How can the integral $\int_0^\frac{\pi}{2} x \cos ^n{x} dx$ be reduced?

Question

I tried to write $cos^nx$ as $\cos {x} \cos ^{n-1}{x}$ and then integrate by parts with the first function being $\cos ^{n-1}{x}$ and the second function being $x \cos {x}$. I was able to solve upto a point but then I got stuck since I was not able to find a term which I could write as $I_{n-k}$ assuming that the integral in the title is $I_n$ and $k$ is any integer less than $n$. Am I taking incorrect functions to solve by parts or do I need to do any trigonometric manipulation using the limits of the integral?

Answer 1

Set $$f(n)=\int_0^{\pi/2}x\cos^n(x)dx.$$

From here we have the useful identities $$\cos^{2n}(x)=\frac1{2^{2n}}{2n\choose n}+\frac{1}{2^{2n-1}}\sum_{k=0}^{n-1}{2n-1\choose k}\cos[2(n-k)x]$$ and $$\cos^{2n+1}(x)=\frac{1}{2^{2n}}\sum_{k=0}^{n}{2n+1\choose k}\cos[(2n-2k+1)x].$$ Instead of trying to find the general case $f(n)$, go for $f(2n)$ and $f(2n+1)$ separately.
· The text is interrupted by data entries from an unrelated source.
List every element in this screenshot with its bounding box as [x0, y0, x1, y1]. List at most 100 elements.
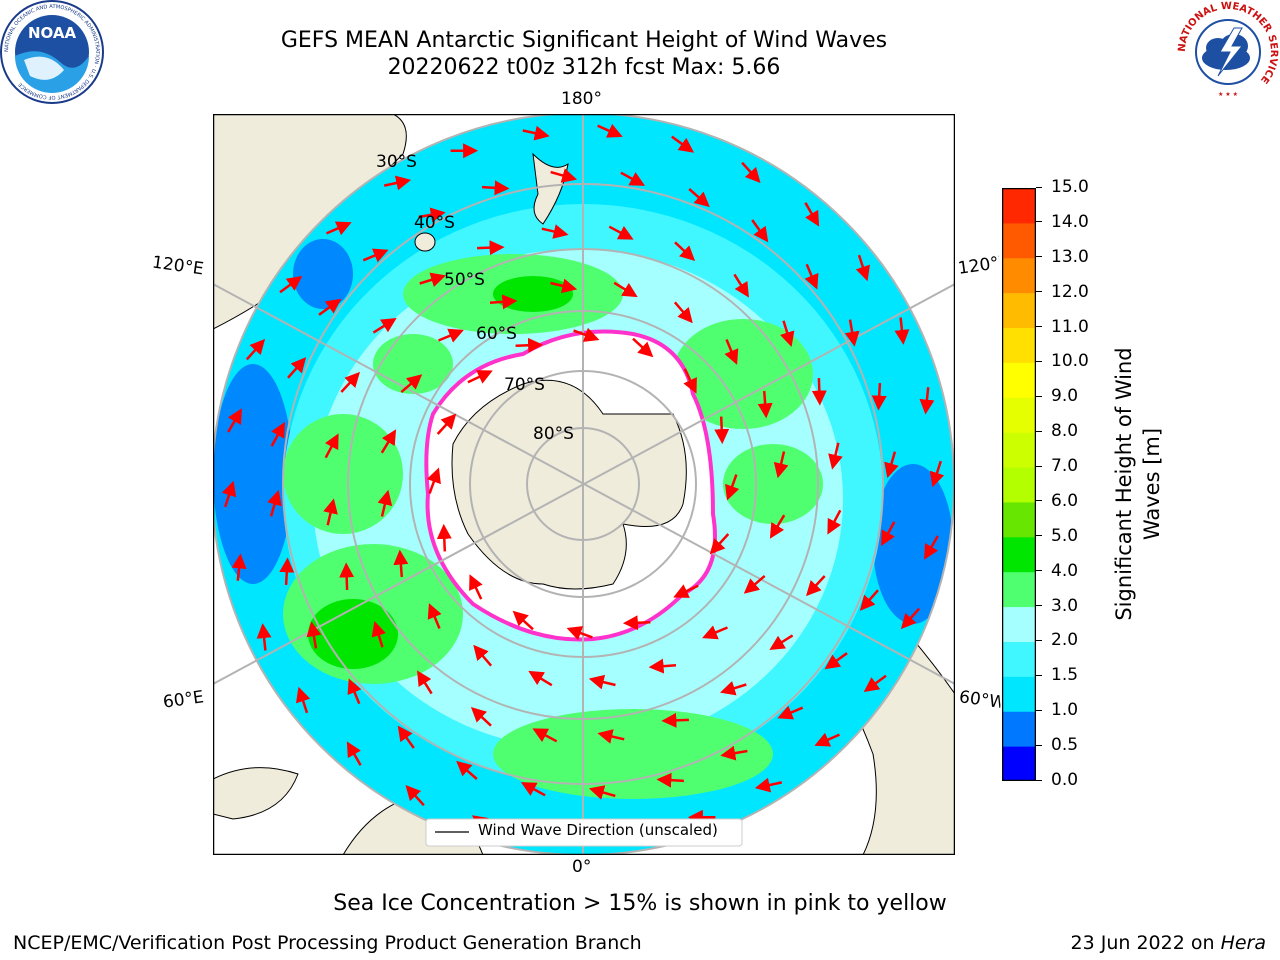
wind-arrow — [632, 337, 654, 358]
wind-arrow — [371, 621, 386, 648]
colorbar-tick-label: 9.0 — [1036, 386, 1078, 406]
sea-ice-caption: Sea Ice Concentration > 15% is shown in … — [333, 891, 947, 916]
wind-arrow — [608, 225, 634, 240]
wind-arrow — [473, 644, 493, 667]
colorbar-band — [1002, 536, 1036, 573]
wind-arrow — [588, 785, 616, 800]
colorbar-band — [1002, 362, 1036, 398]
wind-arrow — [688, 188, 710, 208]
wind-arrow — [743, 574, 766, 594]
wind-arrow — [597, 123, 623, 138]
wind-arrow — [520, 782, 546, 797]
wind-arrow — [597, 729, 625, 744]
wind-arrow — [757, 390, 773, 419]
wind-arrow — [613, 281, 638, 298]
wind-arrow — [714, 416, 730, 445]
wind-arrow — [467, 370, 493, 384]
wind-arrow — [340, 371, 361, 393]
wind-arrow — [671, 135, 695, 153]
wind-arrow — [814, 732, 841, 747]
wind-arrow — [804, 263, 819, 290]
wind-arrow — [456, 760, 478, 780]
wind-arrow — [324, 433, 339, 459]
wind-arrow — [393, 549, 409, 578]
colorbar-tick-label: 11.0 — [1036, 317, 1089, 337]
wind-arrow — [426, 467, 441, 494]
lon-label-180: 180° — [561, 89, 602, 109]
wind-arrow — [827, 509, 842, 535]
wind-arrow — [777, 705, 804, 720]
colorbar-band — [1002, 397, 1036, 433]
colorbar-band — [1002, 746, 1036, 781]
wind-arrow — [673, 301, 693, 324]
wind-arrow — [780, 320, 795, 347]
wind-arrow — [306, 621, 322, 649]
nws-logo: NATIONAL WEATHER SERVICE ★ ★ ★ — [1177, 1, 1279, 102]
wind-arrow — [469, 574, 483, 600]
wind-arrow — [673, 584, 699, 598]
tasmania-land — [414, 232, 436, 252]
colorbar-band — [1002, 501, 1036, 538]
lat-label-50s: 50°S — [444, 270, 485, 290]
wind-arrow — [573, 327, 600, 342]
noaa-logo: NATIONAL OCEANIC AND ATMOSPHERIC ADMINIS… — [0, 0, 104, 104]
wind-arrow — [811, 378, 827, 406]
wind-arrow — [674, 241, 696, 262]
wind-arrow — [709, 533, 730, 555]
wind-arrow — [751, 219, 769, 243]
wind-arrow — [824, 652, 848, 670]
wind-arrow — [377, 489, 393, 517]
wind-arrow — [741, 161, 761, 184]
lon-label-120e: 120°E — [150, 252, 205, 280]
wind-arrow — [900, 607, 921, 630]
wind-arrow — [881, 521, 896, 547]
colorbar-tick-label: 7.0 — [1036, 456, 1078, 476]
colorbar-tick-label: 1.0 — [1036, 700, 1078, 720]
wind-arrow — [661, 712, 689, 728]
wind-arrow — [720, 681, 747, 696]
wind-arrow — [400, 374, 423, 394]
wind-arrow — [871, 383, 887, 411]
wind-arrow — [279, 275, 303, 294]
lat-label-40s: 40°S — [414, 213, 455, 233]
wind-arrow — [477, 240, 505, 256]
wind-arrow — [725, 474, 740, 501]
colorbar-band — [1002, 606, 1036, 642]
wind-arrow — [550, 168, 578, 183]
colorbar-tick-label: 8.0 — [1036, 421, 1078, 441]
wind-arrow — [221, 480, 237, 508]
colorbar-band — [1002, 292, 1036, 329]
colorbar-tick-label: 13.0 — [1036, 247, 1089, 267]
colorbar-band — [1002, 257, 1036, 294]
wind-arrow — [805, 575, 826, 597]
antarctica-land — [451, 379, 687, 590]
wind-arrow — [588, 674, 616, 690]
wind-arrow — [702, 625, 728, 640]
svg-text:★ ★ ★: ★ ★ ★ — [1218, 91, 1238, 98]
wind-arrow — [859, 589, 879, 611]
lat-label-30s: 30°S — [376, 152, 417, 172]
colorbar-tick-label: 10.0 — [1036, 351, 1089, 371]
colorbar-band — [1002, 641, 1036, 677]
lat-label-60s: 60°S — [476, 324, 517, 344]
wind-arrow — [622, 615, 651, 631]
wind-arrow — [287, 357, 307, 379]
wind-arrow — [528, 670, 553, 687]
colorbar-label: Significant Height of Wind Waves [m] — [1112, 347, 1164, 621]
colorbar-tick-label: 3.0 — [1036, 596, 1078, 616]
colorbar-tick-label: 4.0 — [1036, 561, 1078, 581]
wind-arrow — [325, 221, 352, 236]
wind-arrow — [346, 741, 362, 766]
wind-arrow — [372, 318, 397, 334]
lat-label-80s: 80°S — [533, 424, 574, 444]
wind-arrow — [270, 421, 285, 447]
wind-arrow — [924, 535, 939, 560]
wind-arrow — [427, 603, 442, 629]
wind-arrow — [769, 514, 786, 539]
wind-arrow — [227, 408, 242, 433]
madagascar-land — [213, 767, 299, 820]
wind-arrow — [656, 772, 684, 788]
new-zealand-land — [532, 152, 569, 225]
wind-arrow — [295, 686, 311, 714]
colorbar-tick-label: 15.0 — [1036, 177, 1089, 197]
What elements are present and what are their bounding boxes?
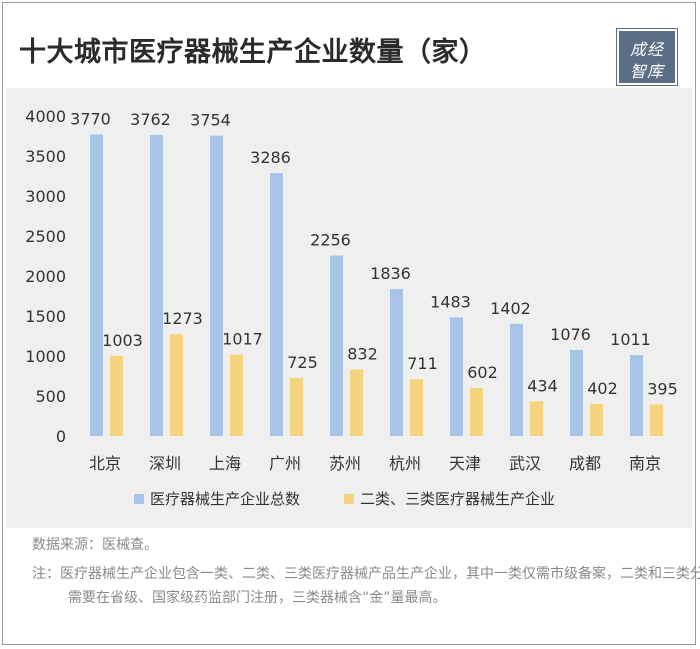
x-tick-label: 苏州	[329, 454, 361, 473]
data-label: 395	[647, 379, 678, 398]
y-tick-label: 4000	[25, 107, 66, 126]
y-tick-label: 1000	[25, 347, 66, 366]
bar-class23	[290, 378, 303, 436]
data-label: 3770	[70, 109, 111, 128]
bar-total	[150, 135, 163, 436]
bar-class23	[530, 401, 543, 436]
bar-class23	[350, 369, 363, 436]
data-label: 1273	[162, 309, 203, 328]
data-label: 1402	[490, 299, 531, 318]
y-tick-label: 2000	[25, 267, 66, 286]
legend-label: 医疗器械生产企业总数	[150, 490, 300, 508]
bar-total	[210, 135, 223, 436]
x-tick-label: 北京	[89, 454, 121, 473]
x-tick-label: 武汉	[509, 454, 541, 473]
y-tick-label: 500	[35, 387, 66, 406]
x-tick-label: 深圳	[149, 454, 181, 473]
bar-chart: 0 500 1000 1500 2000 2500 3000 3500 4000 3770 1003…	[25, 107, 678, 508]
x-tick-label: 南京	[629, 454, 661, 473]
legend-swatch	[344, 494, 354, 504]
data-source: 数据来源：医械查。	[32, 537, 158, 553]
data-label: 3754	[190, 111, 231, 130]
chart-panel: 0 500 1000 1500 2000 2500 3000 3500 4000 3770 1003…	[6, 88, 692, 528]
brand-logo: 成经 智库	[616, 28, 678, 86]
bar-class23	[590, 403, 603, 436]
y-tick-label: 3500	[25, 147, 66, 166]
data-label: 832	[347, 344, 378, 363]
x-tick-label: 成都	[569, 454, 601, 473]
bar-class23	[470, 387, 483, 436]
data-label: 1011	[610, 330, 651, 349]
bar-total	[630, 355, 643, 436]
data-label: 434	[527, 376, 558, 395]
data-label: 1836	[370, 264, 411, 283]
bar-total	[510, 323, 523, 436]
bar-total	[90, 134, 103, 436]
x-tick-label: 天津	[449, 454, 481, 473]
y-tick-label: 2500	[25, 227, 66, 246]
x-tick-label: 广州	[269, 454, 301, 473]
bar-total	[390, 289, 403, 436]
footnote-prefix: 注：	[32, 566, 60, 582]
bar-class23	[650, 404, 663, 436]
data-label: 1003	[102, 331, 143, 350]
chart-title: 十大城市医疗器械生产企业数量（家）	[19, 37, 487, 68]
data-label: 402	[587, 379, 618, 398]
data-label: 711	[407, 354, 438, 373]
bar-class23	[110, 355, 123, 436]
data-label: 1017	[222, 330, 263, 349]
data-label: 1483	[430, 292, 471, 311]
bar-class23	[410, 379, 423, 436]
y-tick-label: 1500	[25, 307, 66, 326]
data-label: 3762	[130, 110, 171, 129]
bar-total	[270, 173, 283, 436]
logo-line-1: 成经	[629, 40, 664, 59]
logo-line-2: 智库	[629, 62, 664, 81]
bar-class23	[170, 334, 183, 436]
bar-total	[450, 317, 463, 436]
legend-label: 二类、三类医疗器械生产企业	[360, 490, 555, 508]
footnote: 注：医疗器械生产企业包含一类、二类、三类医疗器械产品生产企业，其中一类仅需市级备…	[32, 562, 700, 610]
data-label: 1076	[550, 325, 591, 344]
legend-swatch	[134, 494, 144, 504]
y-tick-label: 0	[56, 427, 66, 446]
y-tick-label: 3000	[25, 187, 66, 206]
data-label: 602	[467, 363, 498, 382]
x-tick-label: 上海	[209, 454, 241, 473]
data-label: 2256	[310, 231, 351, 250]
data-label: 3286	[250, 148, 291, 167]
x-tick-label: 杭州	[389, 454, 421, 473]
bar-total	[330, 255, 343, 436]
bar-class23	[230, 354, 243, 436]
data-label: 725	[287, 353, 318, 372]
bar-total	[570, 349, 583, 436]
footnote-text: 医疗器械生产企业包含一类、二类、三类医疗器械产品生产企业，其中一类仅需市级备案，…	[60, 566, 700, 606]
Using these identities and $\int(p_1(x)+p_2(x)+...+p_n(x))dx=\int p_1(x)dx+...+\int p_n(x)dx$, you reduce the problem to finding $$q(a)=\int_0^{\pi/2}x\cos(ax)dx,$$ which is easy once you integrate by parts. Can you take it from here?

Answer 2

To get a recurrence for the given integral, call it $I_n$, observe that $$I_{n-2}-I_n=\int_0^{\pi/2}x\cos^{n-2}x\sin^2 x\,dx=\int_0^{\pi/2}(x\sin x)(\cos^{n-2}x\sin x)\,dx,$$ which is ready to be integrated by parts: $$I_{n-2}-I_n=\frac{1}{n-1}\int_0^{\pi/2}\cos^{n-1}x(\sin x+x\cos x)\,dx=\frac{1}{n-1}\left(\frac{1}{n}+I_{n}\right),$$ yielding $I_n=\left(1-\frac{1}{n}\right)I_{n-2}-\frac{1}{n^2}$.